I am coming to the conclusion that life is perception. The hardest part is not having someone to share your perception with.
August 23, 2018 at 1:17 pm #287809Anonymous
Guestmom3 wrote:
Nibbler – this may seem trite, it is meant with sincerity, I am sending hugs.Like Heber said, I am glad you found some bright spot in life. That love exists somewhere.
I am coming to the conclusion that life is perception. The hardest part is not having someone to share your perception with.
I think part of the not having someone to share your perception with is mourning the loss of the unrealistic expectation that the perceptions were supposed to be the same, supposed to be equal. I find that in my relationship with my husband at unexpected junctions in life.
August 23, 2018 at 3:50 pm #287810Anonymous
Guestnibbler wrote:
…I think for me the most difficult, unfulfilling aspect about our church is the 3 hour block. I’m not talking about length, I’m talking about the scripted, predictable, walled-off nature of the lessons and talks and how the block makes me feel like an outsider. I feel the real church lives outside the 3 hour block.Sorry I can’t be more specific than that, I just wanted to report that I got a much needed reboot the other day.

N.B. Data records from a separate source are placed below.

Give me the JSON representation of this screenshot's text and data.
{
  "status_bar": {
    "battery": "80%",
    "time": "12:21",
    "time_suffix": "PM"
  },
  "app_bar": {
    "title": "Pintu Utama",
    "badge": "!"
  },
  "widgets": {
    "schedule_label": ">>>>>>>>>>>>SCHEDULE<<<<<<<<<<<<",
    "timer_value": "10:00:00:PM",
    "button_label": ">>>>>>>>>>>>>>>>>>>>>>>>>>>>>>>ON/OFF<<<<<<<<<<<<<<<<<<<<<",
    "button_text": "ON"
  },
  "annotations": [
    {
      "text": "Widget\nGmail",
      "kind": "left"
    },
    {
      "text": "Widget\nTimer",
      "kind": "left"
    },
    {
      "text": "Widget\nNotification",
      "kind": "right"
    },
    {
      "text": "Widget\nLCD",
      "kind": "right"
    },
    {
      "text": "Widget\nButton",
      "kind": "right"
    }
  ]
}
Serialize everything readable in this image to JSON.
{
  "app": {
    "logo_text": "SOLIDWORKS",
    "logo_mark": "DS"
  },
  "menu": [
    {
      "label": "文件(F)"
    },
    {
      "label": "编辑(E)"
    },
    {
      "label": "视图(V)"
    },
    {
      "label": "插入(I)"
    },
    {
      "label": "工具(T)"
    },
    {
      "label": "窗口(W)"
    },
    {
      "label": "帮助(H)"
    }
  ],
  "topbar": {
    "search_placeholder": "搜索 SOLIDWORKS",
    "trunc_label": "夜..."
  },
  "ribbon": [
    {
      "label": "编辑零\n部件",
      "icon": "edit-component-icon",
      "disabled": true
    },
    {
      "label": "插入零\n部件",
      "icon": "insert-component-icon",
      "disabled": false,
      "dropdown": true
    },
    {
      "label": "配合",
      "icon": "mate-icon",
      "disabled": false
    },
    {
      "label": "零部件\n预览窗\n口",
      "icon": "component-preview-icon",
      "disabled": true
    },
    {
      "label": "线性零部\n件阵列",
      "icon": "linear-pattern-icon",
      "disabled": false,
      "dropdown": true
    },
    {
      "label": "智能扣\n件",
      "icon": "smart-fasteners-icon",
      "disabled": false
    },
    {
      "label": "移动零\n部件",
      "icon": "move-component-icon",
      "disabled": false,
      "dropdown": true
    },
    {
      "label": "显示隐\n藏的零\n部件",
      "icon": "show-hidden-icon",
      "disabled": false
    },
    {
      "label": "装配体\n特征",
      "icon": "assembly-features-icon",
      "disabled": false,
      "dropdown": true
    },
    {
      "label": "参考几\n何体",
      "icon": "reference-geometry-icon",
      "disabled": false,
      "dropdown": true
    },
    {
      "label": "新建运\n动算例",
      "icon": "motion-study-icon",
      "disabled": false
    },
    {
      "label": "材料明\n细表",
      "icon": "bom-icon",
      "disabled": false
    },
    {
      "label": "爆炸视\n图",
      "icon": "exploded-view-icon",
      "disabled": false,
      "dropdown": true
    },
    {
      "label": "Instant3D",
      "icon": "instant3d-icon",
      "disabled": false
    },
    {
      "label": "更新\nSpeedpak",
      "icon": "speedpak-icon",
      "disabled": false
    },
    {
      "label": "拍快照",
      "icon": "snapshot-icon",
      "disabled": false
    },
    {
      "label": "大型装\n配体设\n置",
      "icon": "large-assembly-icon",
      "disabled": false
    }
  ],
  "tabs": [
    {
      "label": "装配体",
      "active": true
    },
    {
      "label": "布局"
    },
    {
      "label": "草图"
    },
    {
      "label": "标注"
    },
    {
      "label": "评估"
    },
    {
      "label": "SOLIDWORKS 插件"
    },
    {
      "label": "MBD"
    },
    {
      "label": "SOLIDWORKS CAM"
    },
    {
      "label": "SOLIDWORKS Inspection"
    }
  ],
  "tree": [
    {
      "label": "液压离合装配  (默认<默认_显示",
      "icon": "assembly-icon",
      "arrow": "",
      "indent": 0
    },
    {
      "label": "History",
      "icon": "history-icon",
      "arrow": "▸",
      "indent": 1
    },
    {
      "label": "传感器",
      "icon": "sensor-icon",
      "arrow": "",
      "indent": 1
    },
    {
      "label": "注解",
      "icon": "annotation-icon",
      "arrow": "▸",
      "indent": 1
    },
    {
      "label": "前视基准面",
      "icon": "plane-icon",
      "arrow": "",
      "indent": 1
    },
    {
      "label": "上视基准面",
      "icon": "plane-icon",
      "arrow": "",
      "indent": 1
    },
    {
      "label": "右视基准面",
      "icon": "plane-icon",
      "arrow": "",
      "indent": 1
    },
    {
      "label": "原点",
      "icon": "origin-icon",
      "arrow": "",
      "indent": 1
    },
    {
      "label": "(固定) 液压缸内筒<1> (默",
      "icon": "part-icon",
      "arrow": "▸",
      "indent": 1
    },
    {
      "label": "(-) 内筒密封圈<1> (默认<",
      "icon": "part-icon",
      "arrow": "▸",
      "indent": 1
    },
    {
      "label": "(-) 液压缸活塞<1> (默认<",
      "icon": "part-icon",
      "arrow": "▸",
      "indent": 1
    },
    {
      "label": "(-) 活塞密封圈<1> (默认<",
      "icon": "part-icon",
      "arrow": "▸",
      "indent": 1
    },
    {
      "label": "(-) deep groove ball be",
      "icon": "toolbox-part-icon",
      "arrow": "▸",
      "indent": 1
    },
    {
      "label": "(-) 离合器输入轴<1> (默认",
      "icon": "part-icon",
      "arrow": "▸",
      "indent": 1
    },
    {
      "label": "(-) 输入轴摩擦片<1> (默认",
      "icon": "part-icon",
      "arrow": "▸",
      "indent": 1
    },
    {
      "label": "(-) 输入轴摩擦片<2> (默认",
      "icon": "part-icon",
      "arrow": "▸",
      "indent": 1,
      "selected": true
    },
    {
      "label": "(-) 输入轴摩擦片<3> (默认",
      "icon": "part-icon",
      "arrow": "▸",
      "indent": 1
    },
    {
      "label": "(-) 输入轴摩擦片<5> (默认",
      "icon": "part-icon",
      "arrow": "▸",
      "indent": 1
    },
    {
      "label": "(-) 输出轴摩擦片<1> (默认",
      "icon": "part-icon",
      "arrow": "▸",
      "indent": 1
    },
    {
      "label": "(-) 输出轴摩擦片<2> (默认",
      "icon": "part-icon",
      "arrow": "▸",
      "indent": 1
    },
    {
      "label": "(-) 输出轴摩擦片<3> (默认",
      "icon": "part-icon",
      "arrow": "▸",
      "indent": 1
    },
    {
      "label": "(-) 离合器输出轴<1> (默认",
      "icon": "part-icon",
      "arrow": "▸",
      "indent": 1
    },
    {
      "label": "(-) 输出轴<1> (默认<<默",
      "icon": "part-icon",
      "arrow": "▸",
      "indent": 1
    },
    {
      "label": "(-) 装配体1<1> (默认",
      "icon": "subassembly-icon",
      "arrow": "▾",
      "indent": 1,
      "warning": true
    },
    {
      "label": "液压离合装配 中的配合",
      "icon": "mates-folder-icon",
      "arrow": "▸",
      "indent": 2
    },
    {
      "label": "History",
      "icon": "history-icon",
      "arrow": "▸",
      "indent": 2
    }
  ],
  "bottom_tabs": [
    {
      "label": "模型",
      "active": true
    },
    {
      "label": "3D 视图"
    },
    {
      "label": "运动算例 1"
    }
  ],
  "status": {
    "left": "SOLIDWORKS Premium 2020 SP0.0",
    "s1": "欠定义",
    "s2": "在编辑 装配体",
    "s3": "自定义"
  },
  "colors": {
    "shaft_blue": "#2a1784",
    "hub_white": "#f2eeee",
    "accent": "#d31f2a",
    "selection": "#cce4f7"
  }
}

nibbler, I agree with your statement above. If I sit in Church on Sunday & expect the church to come to me, I will be disappointed & unfulfilled.
Here are some things I’ve discovered recently:
– I don’t go to Gospel Doctrine class. I like Family History & the Bishop has given me permission to do one on one training on my laptop in a side classroom.
– When no one comes, my friends will come in & we will have our own discussions. Usually gospel related.
– Sometimes I will go to the Gospel Essentials class. Not a lot of discussion, but it does stick to the basics.
– PH there is a lot of movement. If it gets boring or I get out of sorts, I move around & it looks normal. With PH being combined, EQ & HP there seems to be less discussion.
– Sacrament meetings are usually good. My definition of good is when you can concentrate on a new idea or scripture that I haven’t read in a while.
– I will read scriptures or read talks on my phone. I will not apologize for doing that.
– I will wave or play with little children that we know. That’s a last resort.
We usually get to church 30-45 minutes early & talk to members of the other ward. For me, the 3 hours seem to go quickly.